Erbil, his third full-length for Diplo’s Mad Decent (and one of over 500 albums overall, if you believe the lore), celebrates the new experiences and friendships that Souleyman encountered there. For non-Arabic speakers that’s hard to know, because the label supplies no lyrics or translations—a notable omission, considering Souleyman’s international audience. But in a way this follows the same patterns that have characterized his trajectory since he was first plucked from relative obscurity in Syria and presented to the rest of the world. For many, Souleyman may be the only dabke artist they ever come across. Decontextualized and inscrutable behind his dark sunglasses, he projects an aura of unknowability and distance.

Since Souleyman’s international breakthrough in 2007 with Sublime Frequencies’ compilation Highway to Hassake, he’s amassed hundreds of millions of YouTube views and become the face of dabke in the Western world, collaborating with a varied bunch of artists, from Björk to Gorillaz and Four Tet. On Erbil, he sticks to the time-tested formula that has propelled him thus far: his emotion-filled baritone gliding over a cascade of whirling saz lines, (mostly) electronic simulations of instruments such as oud, mijwiz, and arghul, and rock-solid, trance-inducing beats.

If anything, since his first “official” studio album, Wenu Wenu—recorded in a Brooklyn studio and produced by Four Tet’s Kieran Hebden—his sound has been repackaged in ever more polished, homogeneous ways, losing some of the overdriven, distorted energy of the early days. Make no mistake, this is still very fun music. Just about every one of the eight tracks on Erbil could be a standalone hit, their breakneck rhythms and euphoric synths more than capable of whipping up a festival crowd. The fierce saz, propulsive handclaps, and synthesized mijwiz of “Mahad Yadri” and the dizzying polyrhythms of “Maet Ala Shoftha” are potent catalysts that transform Souleyman’s emotional intensity into the ultimate party music.

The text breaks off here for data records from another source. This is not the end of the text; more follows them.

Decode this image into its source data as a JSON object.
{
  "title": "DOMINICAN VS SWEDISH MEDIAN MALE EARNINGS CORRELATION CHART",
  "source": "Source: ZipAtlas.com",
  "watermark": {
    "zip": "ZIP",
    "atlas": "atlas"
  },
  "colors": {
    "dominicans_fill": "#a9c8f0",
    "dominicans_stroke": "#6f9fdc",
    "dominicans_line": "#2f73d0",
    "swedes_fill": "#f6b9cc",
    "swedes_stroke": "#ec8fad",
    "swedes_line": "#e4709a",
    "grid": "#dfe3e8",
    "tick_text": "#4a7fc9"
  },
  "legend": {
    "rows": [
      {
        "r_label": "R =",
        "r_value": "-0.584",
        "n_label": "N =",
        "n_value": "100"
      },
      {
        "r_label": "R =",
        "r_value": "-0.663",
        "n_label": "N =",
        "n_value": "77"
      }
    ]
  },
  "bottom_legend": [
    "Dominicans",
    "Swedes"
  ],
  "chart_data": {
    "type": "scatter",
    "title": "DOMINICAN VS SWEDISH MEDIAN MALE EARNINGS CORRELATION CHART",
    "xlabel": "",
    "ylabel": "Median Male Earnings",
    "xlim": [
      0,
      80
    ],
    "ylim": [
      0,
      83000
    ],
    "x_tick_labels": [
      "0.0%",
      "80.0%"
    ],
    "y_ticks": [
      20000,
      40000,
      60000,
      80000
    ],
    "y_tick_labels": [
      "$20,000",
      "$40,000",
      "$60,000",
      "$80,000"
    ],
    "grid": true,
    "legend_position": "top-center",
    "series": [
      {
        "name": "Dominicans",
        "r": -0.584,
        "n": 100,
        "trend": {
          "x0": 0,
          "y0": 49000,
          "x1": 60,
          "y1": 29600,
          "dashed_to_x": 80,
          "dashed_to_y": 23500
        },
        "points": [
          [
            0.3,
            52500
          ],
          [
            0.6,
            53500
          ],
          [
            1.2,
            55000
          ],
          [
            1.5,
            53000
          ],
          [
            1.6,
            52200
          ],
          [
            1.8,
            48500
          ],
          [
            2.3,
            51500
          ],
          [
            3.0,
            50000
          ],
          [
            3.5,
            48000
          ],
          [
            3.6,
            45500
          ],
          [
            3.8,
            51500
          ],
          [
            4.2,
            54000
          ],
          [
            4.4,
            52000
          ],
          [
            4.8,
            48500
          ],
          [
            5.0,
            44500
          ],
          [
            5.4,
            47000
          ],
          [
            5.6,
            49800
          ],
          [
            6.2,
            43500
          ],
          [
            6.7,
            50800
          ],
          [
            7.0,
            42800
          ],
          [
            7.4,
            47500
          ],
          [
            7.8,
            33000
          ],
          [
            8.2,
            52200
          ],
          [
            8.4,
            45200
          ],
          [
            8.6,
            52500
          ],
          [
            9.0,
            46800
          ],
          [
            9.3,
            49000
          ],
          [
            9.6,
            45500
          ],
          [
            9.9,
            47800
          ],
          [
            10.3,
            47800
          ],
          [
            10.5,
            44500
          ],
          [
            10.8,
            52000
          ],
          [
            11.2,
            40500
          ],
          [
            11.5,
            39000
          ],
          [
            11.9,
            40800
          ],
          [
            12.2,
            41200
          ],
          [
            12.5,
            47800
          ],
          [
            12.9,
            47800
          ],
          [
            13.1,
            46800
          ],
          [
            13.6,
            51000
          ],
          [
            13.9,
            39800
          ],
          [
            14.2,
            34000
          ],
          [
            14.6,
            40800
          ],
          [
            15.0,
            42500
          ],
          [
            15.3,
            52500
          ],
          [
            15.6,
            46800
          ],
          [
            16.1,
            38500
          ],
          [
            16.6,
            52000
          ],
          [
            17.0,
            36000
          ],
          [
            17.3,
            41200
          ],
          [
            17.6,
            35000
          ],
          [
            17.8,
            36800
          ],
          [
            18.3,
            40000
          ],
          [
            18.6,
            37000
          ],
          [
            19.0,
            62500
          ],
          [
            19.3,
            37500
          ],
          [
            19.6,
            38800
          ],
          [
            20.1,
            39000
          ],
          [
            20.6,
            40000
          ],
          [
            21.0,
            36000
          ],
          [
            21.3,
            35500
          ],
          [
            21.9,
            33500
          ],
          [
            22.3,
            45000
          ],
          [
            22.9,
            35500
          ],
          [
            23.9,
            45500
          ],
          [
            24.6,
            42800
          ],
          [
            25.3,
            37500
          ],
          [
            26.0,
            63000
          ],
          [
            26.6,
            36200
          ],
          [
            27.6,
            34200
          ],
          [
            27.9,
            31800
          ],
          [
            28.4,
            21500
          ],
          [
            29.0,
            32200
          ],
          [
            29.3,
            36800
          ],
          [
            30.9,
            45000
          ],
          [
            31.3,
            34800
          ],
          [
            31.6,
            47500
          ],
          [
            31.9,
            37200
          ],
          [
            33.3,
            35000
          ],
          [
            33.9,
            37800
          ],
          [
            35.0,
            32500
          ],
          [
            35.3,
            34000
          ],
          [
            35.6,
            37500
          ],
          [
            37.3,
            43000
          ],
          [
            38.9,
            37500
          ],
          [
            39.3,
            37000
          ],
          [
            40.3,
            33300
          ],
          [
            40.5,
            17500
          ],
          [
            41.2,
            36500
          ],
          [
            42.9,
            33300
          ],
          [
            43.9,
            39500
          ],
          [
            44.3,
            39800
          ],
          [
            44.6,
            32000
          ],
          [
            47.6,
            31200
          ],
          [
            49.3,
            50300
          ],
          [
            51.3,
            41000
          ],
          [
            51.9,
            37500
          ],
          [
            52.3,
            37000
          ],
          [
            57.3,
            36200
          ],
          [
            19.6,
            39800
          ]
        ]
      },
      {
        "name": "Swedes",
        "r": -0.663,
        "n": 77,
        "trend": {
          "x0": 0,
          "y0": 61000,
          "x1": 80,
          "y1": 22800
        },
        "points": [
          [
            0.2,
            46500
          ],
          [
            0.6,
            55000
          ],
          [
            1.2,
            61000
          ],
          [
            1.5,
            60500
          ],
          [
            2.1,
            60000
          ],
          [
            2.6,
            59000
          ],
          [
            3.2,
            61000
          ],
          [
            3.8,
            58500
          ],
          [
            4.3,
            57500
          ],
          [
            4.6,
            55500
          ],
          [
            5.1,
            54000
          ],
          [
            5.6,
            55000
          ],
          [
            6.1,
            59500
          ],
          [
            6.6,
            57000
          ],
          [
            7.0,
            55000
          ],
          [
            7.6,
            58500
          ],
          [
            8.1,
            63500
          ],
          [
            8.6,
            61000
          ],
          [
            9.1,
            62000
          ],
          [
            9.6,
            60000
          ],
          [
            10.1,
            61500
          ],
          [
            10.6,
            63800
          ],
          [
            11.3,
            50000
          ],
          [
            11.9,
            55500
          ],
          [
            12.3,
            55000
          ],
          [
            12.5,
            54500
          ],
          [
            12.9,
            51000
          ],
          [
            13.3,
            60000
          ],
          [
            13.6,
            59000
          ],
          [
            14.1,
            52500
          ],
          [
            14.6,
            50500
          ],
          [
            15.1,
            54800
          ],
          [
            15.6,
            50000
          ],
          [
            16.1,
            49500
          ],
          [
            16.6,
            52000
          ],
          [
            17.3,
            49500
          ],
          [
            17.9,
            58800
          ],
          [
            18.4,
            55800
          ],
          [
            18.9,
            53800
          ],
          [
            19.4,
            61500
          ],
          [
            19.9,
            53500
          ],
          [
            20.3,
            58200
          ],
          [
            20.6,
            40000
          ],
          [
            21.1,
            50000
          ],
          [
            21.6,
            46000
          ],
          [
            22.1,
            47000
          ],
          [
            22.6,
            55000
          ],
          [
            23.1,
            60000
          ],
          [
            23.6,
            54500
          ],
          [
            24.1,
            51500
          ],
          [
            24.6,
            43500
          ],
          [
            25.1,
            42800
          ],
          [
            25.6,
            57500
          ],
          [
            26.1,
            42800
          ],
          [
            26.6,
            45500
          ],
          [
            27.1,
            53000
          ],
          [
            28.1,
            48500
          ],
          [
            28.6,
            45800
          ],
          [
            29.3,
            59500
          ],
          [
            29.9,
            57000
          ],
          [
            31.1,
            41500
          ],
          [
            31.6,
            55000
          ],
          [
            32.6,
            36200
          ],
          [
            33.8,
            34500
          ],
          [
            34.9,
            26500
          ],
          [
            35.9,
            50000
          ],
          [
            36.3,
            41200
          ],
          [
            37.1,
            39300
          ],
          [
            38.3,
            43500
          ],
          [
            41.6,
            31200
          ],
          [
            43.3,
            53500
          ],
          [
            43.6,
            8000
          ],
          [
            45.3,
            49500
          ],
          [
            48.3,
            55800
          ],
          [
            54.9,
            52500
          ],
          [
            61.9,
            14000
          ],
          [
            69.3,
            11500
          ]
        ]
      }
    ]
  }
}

But taken as a whole the album feels repetitive rather than hypnotic, a monochromatic kick drum thudding its way through almost every track, keeping Souleyman’s psychedelic tendencies anchored to the club floor, when they could be reaching for other dimensions. Propelled by clean, sharply defined drums, each track follows a well-trodden structure—a torrent of traditional melodic riffs and dabke rhythms, electrifying leads, build-ups, and drops. “Rahat Al Chant Ymme,” with its heart-pounding riff and massive reverb claps, is perhaps the epitome of this EDM-ified Souleyman. Here he again teams up with keyboard player Hasan Jamo Alo, who adds a recurring squelchy synth bass to heavily filtered keys that seamlessly intertwine with the electrified timbres of traditional instruments. Leaning into the gaudiness with hedonistic abandon, the song is laser focused on its purpose: to get people dancing.

Erbil doesn’t leave any space for the slower, more emotional interludes that supplied previous albums with a moment of respite, nor does it muster quite the same freewheeling energy of his earlier work. But it does offer the same unbridled joy, the same soul-stirring and body-moving power that helped him transcend borders in the first place. And right now, maybe that’s enough.